6. Como o Paulo conta o que conta é inconfundível e inspirou várias gerações de repórteres. Há no olhar dele uma perpétua juventude sem julgamento, uma disponibilidade para a comédia humana que vem de uma total, genuína curiosidade. O Paulo é um grande repórter porque acha tudo interessante, e, como diria o García Márquez, se nos maçarmos a escrever as pessoas vão-se maçar a ler, e, como diria o Kapuscinski, se o repórter for cínico então quem vai acreditar no que ele conta? O Paulo conta o que realmente lhe interessa, portanto nunca se maça, nem nunca nos maça. Acredita no que faz, e nós acreditamos mais porque ele acredita. Mas, além de tudo o que admiro como leitora e repórter, há outra herança de quem teve, tem, a sorte de lidar com ele de perto: sempre partiu, e andou de lugar em lugar, como se tudo fosse fácil, ou pelo menos possível. Na mão dele, nada do que é humano nos é estranho.
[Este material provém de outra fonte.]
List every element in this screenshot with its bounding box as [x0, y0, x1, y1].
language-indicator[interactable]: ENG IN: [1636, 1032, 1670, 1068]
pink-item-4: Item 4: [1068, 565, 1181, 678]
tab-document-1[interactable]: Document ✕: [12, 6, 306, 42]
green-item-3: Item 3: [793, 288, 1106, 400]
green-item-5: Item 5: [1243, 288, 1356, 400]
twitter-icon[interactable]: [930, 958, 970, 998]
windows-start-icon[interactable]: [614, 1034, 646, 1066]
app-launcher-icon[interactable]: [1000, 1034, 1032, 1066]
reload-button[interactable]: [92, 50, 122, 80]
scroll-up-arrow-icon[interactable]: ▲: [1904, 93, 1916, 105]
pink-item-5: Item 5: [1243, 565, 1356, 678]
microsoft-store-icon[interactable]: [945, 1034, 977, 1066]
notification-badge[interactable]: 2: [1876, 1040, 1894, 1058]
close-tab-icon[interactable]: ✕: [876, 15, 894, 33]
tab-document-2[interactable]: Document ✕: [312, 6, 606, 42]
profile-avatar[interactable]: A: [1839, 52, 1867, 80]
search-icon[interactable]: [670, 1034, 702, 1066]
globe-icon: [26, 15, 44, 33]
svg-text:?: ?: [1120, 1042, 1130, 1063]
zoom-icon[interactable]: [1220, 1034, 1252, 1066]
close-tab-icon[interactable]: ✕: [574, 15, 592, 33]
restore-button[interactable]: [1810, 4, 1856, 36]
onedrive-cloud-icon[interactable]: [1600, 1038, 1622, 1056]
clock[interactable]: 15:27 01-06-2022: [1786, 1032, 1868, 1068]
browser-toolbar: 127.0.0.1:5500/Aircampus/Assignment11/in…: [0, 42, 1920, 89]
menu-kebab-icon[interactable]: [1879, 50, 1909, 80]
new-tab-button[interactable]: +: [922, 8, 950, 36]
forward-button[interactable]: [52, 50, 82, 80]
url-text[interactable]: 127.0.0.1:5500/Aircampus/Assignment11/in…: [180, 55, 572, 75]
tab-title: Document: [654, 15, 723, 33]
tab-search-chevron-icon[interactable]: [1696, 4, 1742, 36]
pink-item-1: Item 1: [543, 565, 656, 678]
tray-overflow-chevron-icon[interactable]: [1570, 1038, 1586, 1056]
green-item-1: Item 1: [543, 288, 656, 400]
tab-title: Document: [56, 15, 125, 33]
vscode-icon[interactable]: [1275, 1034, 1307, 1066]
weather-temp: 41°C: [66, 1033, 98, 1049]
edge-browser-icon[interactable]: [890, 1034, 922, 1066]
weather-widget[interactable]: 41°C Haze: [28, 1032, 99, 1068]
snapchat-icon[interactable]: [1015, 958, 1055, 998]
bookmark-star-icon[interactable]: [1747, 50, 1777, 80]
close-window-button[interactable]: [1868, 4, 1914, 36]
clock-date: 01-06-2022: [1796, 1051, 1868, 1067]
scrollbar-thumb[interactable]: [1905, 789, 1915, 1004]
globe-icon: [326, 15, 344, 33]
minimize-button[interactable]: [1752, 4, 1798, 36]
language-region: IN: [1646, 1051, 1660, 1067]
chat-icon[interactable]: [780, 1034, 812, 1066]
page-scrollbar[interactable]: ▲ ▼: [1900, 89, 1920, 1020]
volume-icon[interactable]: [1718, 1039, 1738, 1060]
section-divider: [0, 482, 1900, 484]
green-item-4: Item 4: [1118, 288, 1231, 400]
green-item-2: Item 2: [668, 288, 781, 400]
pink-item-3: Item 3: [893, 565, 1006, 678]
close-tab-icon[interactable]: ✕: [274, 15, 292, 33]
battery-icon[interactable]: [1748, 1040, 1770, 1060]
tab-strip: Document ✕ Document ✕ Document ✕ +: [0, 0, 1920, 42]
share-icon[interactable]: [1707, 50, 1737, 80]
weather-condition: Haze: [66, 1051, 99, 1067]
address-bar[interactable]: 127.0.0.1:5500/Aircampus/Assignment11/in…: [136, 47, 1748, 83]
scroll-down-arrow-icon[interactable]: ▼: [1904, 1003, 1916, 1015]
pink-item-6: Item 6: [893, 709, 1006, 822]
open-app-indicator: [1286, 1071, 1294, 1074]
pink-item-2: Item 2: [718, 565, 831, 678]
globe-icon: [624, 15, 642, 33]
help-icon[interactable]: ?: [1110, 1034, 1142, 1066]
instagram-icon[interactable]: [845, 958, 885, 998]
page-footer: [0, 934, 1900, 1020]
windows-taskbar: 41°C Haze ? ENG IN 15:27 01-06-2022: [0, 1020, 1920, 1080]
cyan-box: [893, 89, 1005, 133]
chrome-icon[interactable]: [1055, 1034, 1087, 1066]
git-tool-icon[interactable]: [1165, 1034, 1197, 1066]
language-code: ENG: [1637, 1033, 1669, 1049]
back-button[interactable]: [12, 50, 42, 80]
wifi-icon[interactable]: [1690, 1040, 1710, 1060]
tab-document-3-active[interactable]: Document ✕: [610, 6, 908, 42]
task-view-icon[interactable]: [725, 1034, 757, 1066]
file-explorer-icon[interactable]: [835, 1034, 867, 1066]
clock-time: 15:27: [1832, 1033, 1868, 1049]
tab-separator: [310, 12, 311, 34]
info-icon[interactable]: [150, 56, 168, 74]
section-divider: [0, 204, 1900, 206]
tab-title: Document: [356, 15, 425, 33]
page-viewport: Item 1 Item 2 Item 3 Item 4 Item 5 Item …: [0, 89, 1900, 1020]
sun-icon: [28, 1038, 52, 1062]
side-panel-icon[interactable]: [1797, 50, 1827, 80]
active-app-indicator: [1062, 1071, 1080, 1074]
7. Então, mesmo sem nunca ter ido a Argel estou a vê-lo lá, naquele dia em 1991, naquela viagem circunstancial de políticos que ele fora cobrir porque a editora de Internacional, Margarida Santos Lopes, não pudera. Estou a vê-lo arrebitar as orelhas ao saber que o palestiniano George Habache, mítico rival de Arafat, procurado por desvio de aviões e sequestros, estava na sala ao lado. Estou a vê-lo escapulir-se para o realmente interessante, entrar pela sala com a entourage de Habache, e 25 anos depois contar, para nosso divertimento, como confundiu Habache com o militante ao lado e lhe fez um discurso patético de estagiário, pedindo uma entrevista. No dia seguinte, Habache chamou aquele português descarado e o PÚBLICO ganhou um furo. Chapéu, Mourisca.